After constructing complex cases against such notorious characters as Joe Arpaio, Charles Keating and J. Fife Symington III, Michael Manning is surely not as astonished at clumsy cover-ups as he lets on.

He saw evidence tampering when he sued Maricopa County on behalf of the survivors of Scott Norberg, who died in Arpaio's gulag in 1996. The ostensibly "combative" Norberg had been shocked repeatedly with stun guns and strapped into a medieval-looking restraint chair with a towel over his mouth. His head was forced down hard against his chest. He was asphyxiated.

Manning's discovery that the sheriff's office had destroyed or altered evidence helped seal the county's fate. The county gave Norberg's kin $8.5 million.

Manning sees parallels between the Jardine and Norberg cases.

"We could see that the defense here would be that John somehow provoked an assault, just as in the Norberg case. We wanted to protect the family from that sort of behavior," Manning says.

Harding Cure, a lawyer representing the City of Tempe and its firefighters, does indeed allege that Johnny required restraint. He notes that nearly 10 years ago, Johnny was arrested by Fort Myers, Florida, police and charged with assaulting a police officer and resisting arrest.

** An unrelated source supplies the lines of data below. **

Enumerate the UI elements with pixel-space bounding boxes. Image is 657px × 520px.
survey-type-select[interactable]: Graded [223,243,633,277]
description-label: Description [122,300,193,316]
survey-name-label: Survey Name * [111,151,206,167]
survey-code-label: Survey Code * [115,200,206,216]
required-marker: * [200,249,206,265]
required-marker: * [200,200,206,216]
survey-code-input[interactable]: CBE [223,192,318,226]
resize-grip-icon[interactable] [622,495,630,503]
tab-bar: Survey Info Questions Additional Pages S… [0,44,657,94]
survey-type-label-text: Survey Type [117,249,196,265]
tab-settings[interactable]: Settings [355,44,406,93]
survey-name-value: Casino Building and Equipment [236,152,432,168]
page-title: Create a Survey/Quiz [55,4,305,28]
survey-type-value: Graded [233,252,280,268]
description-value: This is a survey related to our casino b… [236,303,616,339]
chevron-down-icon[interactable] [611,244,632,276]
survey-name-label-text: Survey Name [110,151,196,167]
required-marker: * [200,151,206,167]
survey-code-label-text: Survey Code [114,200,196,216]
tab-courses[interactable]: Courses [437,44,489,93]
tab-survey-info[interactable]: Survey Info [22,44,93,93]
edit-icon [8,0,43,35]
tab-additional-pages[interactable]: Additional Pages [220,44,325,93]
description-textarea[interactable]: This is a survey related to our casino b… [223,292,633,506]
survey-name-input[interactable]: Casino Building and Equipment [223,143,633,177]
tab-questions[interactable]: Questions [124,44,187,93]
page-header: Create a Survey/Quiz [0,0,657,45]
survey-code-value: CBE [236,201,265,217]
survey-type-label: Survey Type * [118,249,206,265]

"This young man had a very violent history," says Cure.

That's a claim the family adamantly denies. "If Johnny's 130-pound sister could handle Johnny and his seizures, these grown men ought to have been able to," Debbie Jardine says.

Johnny's father says that Johnny was pulled over for running a red light shortly after he moved from Michigan to Florida. Johnny balked when the officer demanded he sign the ticket -- Johnny thought that would be admitting guilt, and he didn't believe he'd done anything wrong. The officer informed Johnny that he would be arrested if he didn't sign. Johnny said that was fine with him, and went to secure his car before being carted off to jail. But Johnny, whose motor skills were diminished because of two temporal lobectomies, was a slow-moving chap. He was taking too much time. The inexperienced cop perceived Johnny's disabilities as malingering, and he did a Rodney King on him.

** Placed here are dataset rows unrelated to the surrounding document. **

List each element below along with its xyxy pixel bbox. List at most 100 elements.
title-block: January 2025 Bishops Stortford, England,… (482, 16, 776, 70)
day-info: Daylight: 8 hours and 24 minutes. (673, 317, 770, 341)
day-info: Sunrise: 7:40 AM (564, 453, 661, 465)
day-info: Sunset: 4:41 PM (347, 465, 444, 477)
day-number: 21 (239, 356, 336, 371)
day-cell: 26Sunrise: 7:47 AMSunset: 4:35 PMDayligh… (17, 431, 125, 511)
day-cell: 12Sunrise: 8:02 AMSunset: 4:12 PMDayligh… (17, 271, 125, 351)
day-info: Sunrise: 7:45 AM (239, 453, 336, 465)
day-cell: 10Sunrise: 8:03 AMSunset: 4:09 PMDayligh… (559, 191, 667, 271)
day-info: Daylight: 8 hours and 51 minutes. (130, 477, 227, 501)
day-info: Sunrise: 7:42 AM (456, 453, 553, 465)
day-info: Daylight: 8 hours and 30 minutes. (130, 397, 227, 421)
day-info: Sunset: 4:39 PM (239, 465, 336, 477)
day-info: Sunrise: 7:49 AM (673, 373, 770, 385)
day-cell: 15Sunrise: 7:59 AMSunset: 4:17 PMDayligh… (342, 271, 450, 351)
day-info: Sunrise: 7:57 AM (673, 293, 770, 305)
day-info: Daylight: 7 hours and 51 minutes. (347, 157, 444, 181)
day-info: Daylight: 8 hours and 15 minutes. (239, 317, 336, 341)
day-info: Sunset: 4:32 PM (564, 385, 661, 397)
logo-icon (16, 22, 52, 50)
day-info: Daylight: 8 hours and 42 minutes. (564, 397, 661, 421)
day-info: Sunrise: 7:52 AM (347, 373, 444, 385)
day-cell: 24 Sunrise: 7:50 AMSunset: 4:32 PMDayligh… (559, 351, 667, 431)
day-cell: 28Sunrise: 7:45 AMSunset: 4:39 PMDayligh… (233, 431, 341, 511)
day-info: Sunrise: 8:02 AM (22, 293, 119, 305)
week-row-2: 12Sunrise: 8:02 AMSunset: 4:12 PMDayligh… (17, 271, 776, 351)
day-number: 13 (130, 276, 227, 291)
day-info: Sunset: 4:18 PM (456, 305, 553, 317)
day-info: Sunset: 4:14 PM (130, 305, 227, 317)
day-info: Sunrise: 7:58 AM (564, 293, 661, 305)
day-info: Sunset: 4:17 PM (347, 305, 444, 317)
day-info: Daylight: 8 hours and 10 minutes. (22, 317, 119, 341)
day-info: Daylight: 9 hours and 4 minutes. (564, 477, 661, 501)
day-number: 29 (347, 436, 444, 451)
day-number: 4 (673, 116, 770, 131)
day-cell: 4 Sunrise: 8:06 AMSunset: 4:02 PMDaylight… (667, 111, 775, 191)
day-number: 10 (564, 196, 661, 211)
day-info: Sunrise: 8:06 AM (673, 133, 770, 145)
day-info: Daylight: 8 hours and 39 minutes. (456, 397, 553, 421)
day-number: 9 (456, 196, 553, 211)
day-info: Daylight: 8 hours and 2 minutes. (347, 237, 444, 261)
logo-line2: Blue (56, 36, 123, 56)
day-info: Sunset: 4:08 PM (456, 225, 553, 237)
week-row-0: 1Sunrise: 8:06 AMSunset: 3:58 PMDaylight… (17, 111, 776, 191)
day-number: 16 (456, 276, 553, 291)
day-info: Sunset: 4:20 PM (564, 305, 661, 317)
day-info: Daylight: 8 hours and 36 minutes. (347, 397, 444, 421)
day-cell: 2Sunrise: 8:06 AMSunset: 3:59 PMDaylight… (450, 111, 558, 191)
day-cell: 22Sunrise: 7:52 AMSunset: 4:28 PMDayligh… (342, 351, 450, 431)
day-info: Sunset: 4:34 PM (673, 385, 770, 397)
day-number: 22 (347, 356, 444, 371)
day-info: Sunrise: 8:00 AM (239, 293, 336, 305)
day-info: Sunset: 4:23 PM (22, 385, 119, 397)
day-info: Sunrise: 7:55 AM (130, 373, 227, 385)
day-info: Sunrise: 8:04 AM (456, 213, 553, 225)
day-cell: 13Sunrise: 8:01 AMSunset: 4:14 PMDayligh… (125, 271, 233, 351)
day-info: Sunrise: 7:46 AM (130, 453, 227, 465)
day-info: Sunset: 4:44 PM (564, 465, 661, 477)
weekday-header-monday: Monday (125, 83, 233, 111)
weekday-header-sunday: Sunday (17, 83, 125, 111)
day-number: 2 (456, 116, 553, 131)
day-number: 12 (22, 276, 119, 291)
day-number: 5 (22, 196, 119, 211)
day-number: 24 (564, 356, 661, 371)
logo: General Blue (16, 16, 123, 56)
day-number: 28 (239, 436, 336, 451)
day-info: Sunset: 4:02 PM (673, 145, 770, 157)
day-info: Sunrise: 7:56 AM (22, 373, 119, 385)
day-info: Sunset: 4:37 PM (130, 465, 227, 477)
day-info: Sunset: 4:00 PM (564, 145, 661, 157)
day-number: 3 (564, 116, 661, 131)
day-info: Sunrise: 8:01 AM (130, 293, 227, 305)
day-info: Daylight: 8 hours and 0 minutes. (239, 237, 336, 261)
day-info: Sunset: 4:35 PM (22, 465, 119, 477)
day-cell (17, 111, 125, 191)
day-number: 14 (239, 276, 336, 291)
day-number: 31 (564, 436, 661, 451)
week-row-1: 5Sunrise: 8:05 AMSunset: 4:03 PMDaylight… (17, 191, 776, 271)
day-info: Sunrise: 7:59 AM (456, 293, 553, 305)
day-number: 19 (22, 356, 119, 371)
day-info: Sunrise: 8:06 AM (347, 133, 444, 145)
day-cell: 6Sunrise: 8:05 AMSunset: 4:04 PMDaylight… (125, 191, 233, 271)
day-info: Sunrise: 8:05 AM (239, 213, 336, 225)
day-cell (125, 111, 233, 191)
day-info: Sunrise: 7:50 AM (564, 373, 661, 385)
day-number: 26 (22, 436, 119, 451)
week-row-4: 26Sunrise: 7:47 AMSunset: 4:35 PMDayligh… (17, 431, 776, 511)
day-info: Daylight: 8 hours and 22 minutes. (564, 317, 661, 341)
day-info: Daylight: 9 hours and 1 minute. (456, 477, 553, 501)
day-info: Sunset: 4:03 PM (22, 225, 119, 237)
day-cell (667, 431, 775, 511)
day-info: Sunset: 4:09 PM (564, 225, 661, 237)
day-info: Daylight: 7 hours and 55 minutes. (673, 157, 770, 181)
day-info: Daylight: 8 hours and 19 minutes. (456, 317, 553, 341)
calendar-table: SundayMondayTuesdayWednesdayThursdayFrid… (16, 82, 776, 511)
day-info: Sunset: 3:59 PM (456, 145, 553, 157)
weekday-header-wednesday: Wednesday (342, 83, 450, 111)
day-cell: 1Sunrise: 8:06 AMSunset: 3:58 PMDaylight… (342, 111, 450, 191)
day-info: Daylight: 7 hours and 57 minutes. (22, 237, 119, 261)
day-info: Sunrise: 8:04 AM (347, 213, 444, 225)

"The officer assaulted Johnny," his father says. "And he and his fellow officers beat him to a living pulp."

Johnny was hospitalized for his injuries. But when he was tried for assault and resisting arrest, the jury acquitted him in 29 minutes. Johnny subsequently sued Fort Myers for violating his civil rights and won a $30,000 settlement.

"They'll go back to anything that's happened in Johnny's life and put their own little twist on it," John III says.

Cure says Manning's portrayals of his clients are "scandals . . . intended to inflame people. That's the tragedy in this case. There's some very fine men who are being inappropriately defamed. Their whole reason for being is helping others."

Manning counters: "There is indeed a scandal, but it didn't start in this office. The minute they grabbed Johnny and threw him to the ground, that's when the scandal started. And it continues after his death."